Any follow-through on the part of Iran on its reported pledge to discuss nuclear arms suspicions would be significant.

For more than three years, Tehran has blocked IAEA attempts to follow up on U.S. and other intelligence alleging covert Iranian work on nuclear arms, dismissing the charges as baseless and insisting all its nuclear activities were peaceful and under IAEA purview.

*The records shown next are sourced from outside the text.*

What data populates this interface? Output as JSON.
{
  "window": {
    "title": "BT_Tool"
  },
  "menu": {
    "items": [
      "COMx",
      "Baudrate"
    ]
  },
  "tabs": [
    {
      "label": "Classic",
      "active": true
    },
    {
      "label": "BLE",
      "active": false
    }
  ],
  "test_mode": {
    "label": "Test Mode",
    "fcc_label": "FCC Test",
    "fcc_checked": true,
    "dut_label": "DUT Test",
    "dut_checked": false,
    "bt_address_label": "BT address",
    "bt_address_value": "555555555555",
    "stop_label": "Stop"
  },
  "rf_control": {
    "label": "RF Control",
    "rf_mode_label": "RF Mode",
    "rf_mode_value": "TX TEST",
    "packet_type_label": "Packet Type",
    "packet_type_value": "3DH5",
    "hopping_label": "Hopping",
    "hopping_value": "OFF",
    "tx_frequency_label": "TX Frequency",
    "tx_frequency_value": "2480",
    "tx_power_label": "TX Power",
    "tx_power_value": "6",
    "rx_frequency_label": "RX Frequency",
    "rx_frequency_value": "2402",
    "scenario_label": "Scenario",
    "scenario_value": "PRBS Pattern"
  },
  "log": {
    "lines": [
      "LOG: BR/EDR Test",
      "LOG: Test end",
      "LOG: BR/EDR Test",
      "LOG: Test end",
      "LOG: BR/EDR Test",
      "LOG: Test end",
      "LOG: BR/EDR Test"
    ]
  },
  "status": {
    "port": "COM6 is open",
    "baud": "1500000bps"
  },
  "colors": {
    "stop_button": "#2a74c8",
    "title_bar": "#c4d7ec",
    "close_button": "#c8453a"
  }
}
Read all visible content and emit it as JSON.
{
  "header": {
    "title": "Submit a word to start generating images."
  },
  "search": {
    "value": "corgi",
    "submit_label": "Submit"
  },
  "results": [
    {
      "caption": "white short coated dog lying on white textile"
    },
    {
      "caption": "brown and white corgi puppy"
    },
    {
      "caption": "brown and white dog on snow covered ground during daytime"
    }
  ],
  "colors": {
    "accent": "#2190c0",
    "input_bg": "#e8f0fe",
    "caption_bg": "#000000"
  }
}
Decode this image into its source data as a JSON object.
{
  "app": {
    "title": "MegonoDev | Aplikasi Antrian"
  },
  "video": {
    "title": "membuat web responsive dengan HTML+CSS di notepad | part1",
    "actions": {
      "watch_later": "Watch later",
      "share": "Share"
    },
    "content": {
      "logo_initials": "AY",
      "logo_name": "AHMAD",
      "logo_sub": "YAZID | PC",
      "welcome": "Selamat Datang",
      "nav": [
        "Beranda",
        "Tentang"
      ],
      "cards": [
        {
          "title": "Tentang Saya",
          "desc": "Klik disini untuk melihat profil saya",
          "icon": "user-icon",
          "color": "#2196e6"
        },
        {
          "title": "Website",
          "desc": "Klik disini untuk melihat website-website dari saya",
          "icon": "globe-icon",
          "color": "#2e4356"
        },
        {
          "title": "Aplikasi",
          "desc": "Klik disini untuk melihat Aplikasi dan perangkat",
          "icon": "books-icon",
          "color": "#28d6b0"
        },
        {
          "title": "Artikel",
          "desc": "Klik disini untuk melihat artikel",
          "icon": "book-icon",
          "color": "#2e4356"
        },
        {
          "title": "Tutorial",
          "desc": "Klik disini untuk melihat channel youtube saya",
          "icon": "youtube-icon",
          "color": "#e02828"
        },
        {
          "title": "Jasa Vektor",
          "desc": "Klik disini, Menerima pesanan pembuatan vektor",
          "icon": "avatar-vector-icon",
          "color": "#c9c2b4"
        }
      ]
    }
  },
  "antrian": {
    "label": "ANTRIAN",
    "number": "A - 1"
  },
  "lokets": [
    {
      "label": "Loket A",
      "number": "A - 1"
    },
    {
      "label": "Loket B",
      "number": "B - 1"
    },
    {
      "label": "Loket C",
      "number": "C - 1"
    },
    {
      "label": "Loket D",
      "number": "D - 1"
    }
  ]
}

Faced with Iranian stonewalling, the IAEA summarized its body of information in November, in a 13-page document drawing on 1,000 pages of intelligence. It stated then for the first time that some of the alleged experiments can have no other purpose than developing nuclear weapons.
Iran continues to deny the charges and no change in its position is expected during the Tehran talks with IAEA officials. But even a decision to enter a discussion over the allegations would be a major departure from outright refusal to talk about them -- and create hopes of future progress in the investigation.

Two diplomats told The Associated Press that Iranian officials had suggested they were ready to talk about the issue during recent meetings with officials of the Vienna-based IAEA. They asked for anonymity because their information was confidential.

Iran denies it is trying to make nuclear weapons, saying its program is for peaceful purposes only and is geared toward generating electricity.

Those claims were called into question on Monday when the IAEA confirmed Iran had begun increasing its production of uranium enriched to 20 percent. That's a significantly higher concentration than the nation's main stockpile -- and can be turned into weapons-grade material more quickly than the lower enriched uranium.

The Associated Press contributed to this report.